Learnin’ I’m deserving of love and the peaceful heart
I won’t tear myself apart no more for tryin’
I’m tired of lyin’ to myself, tryin’ to buy what can’t be bought
It’s not livin’ that you’re doin’ if it feels like dyin
Cryin, growin’ old before your time
Cryin, growin’ old before your time
This song has been going nonstop in my head for about a week now! It could be because I’ve been singing it with my friend Morgan, and I hear our beautiful voices harmonize in my head. It could also be because the lyrics of this song have been speaking my soul lately.
I’m going to have an honest moment here. Yes, my heart is so filled with love and happiness reflecting on our wedding day. The day was perfect and we were surrounded by so much love.
But mine and Dustin’s wedding also signifies another turning point in my life. A time of hurt and misunderstandings. A time when my entire world was turned upside down, and I was forced to drop the veil I’d been wearing for so long and finally decide who I was and who I wanted to be.
These memories are not as happy and joyful. Most are painful memories of hurt, shame, and regret. I said some things I shouldn’t have to someone I call a sister, and my actions caused others to react and all hell to break loose in my family. My change in beliefs and spiritual journey were exposed to my Christian family, and some members declared my groom to be nothing more than a pot-head drug addict who was ruining my life and my family.
This man I love more than I ever knew I could love. The man I know I am meant to belong with. Our love, questioned and flat-out denied. Our union, made out to be nothing but a fancy party with no spiritual depth. It was heart wrenching.
And knowing that I, the regretful instigator, started all of this by one slip of the ego. Again, heart wrenching.
The pain is lessening each day, and I’m finally able to look back at this and see the good that came from it, the lesson that was learned. (Dare I even say that I’m grateful that all of this happened??) It forced some things out into the open that probably should have been discussed long ago anyway. I’d been hiding my questions and transitioning from those close to me due to the fear I had about what they would think of me if they found out. I was ashamed and would rather keep my new views secret than tell people what was really going on in my head. But now it’s all out in the open, and we can start anew on the common foundation of love. I’m thankful for the healing that’s taking place and for the continued healing and blessings to come. I can’t wait to see all the good that will come from this.
So this song, “Old Before Your Time” by Ray LaMontagne, is helping me move on from the past. Helping me let go of the ego and stop acting like I have something to prove. It’s helping me love me and not worry about what others might think.

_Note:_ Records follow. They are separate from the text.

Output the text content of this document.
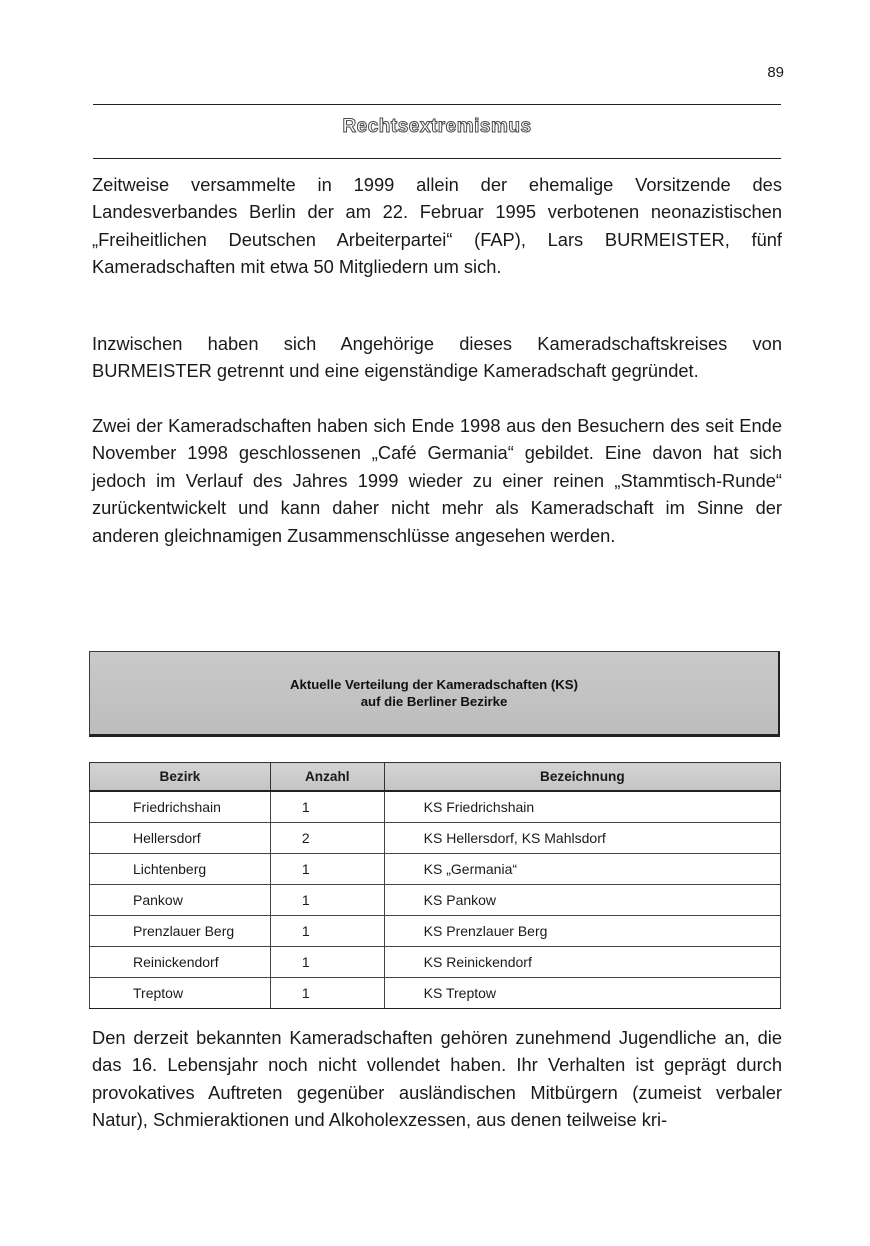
89
Rechtsextremismus

Zeitweise versammelte in 1999 allein der ehemalige Vorsitzende des Landesverbandes Berlin der am 22. Februar 1995 verbotenen neonazistischen „Freiheitlichen Deutschen Arbeiterpartei“ (FAP), Lars BURMEISTER, fünf Kameradschaften mit etwa 50 Mitgliedern um sich.

Inzwischen haben sich Angehörige dieses Kameradschaftskreises von BURMEISTER getrennt und eine eigenständige Kameradschaft gegründet.

Zwei der Kameradschaften haben sich Ende 1998 aus den Besuchern des seit Ende November 1998 geschlossenen „Café Germania“ gebildet. Eine davon hat sich jedoch im Verlauf des Jahres 1999 wieder zu einer reinen „Stammtisch-Runde“ zurückentwickelt und kann daher nicht mehr als Kameradschaft im Sinne der anderen gleichnamigen Zusammenschlüsse angesehen werden.

Aktuelle Verteilung der Kameradschaften (KS)
auf die Berliner Bezirke
Bezirk	Anzahl	Bezeichnung
Friedrichshain	1	KS Friedrichshain
Hellersdorf	2	KS Hellersdorf, KS Mahlsdorf
Lichtenberg	1	KS „Germania“
Pankow	1	KS Pankow
Prenzlauer Berg	1	KS Prenzlauer Berg
Reinickendorf	1	KS Reinickendorf
Treptow	1	KS Treptow

Den derzeit bekannten Kameradschaften gehören zunehmend Jugendliche an, die das 16. Lebensjahr noch nicht vollendet haben. Ihr Verhalten ist geprägt durch provokatives Auftreten gegenüber ausländischen Mitbürgern (zumeist verbaler Natur), Schmieraktionen und Alkoholexzessen, aus denen teilweise kri-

“Ain’t it about time you realize? It’s not worth keepin’ score
You win some, you lose some and you let it go
What’s the use of stacking on every failure another stone
Till you find you’ve spent your whole damn life
Building walls, lonely and old before your time”
Holding on to painful memories does nothing good for the psyche or the soul. All it does is fuel the ego and keep you from moving on and being able to reach your full potential.
It’s been two years, and the pain is finally ceasing. I’m ready to move on and release old thought patterns that have been holding me back. I’m ready to fully love and embrace myself and who I truly am. No more denying. No more excuses. This is my life. My soul has a purpose, and it’s time for it to be fulfilled.
I’ll sing this song on stage Friday night, and you can guarantee that I’ll be singing my soul out.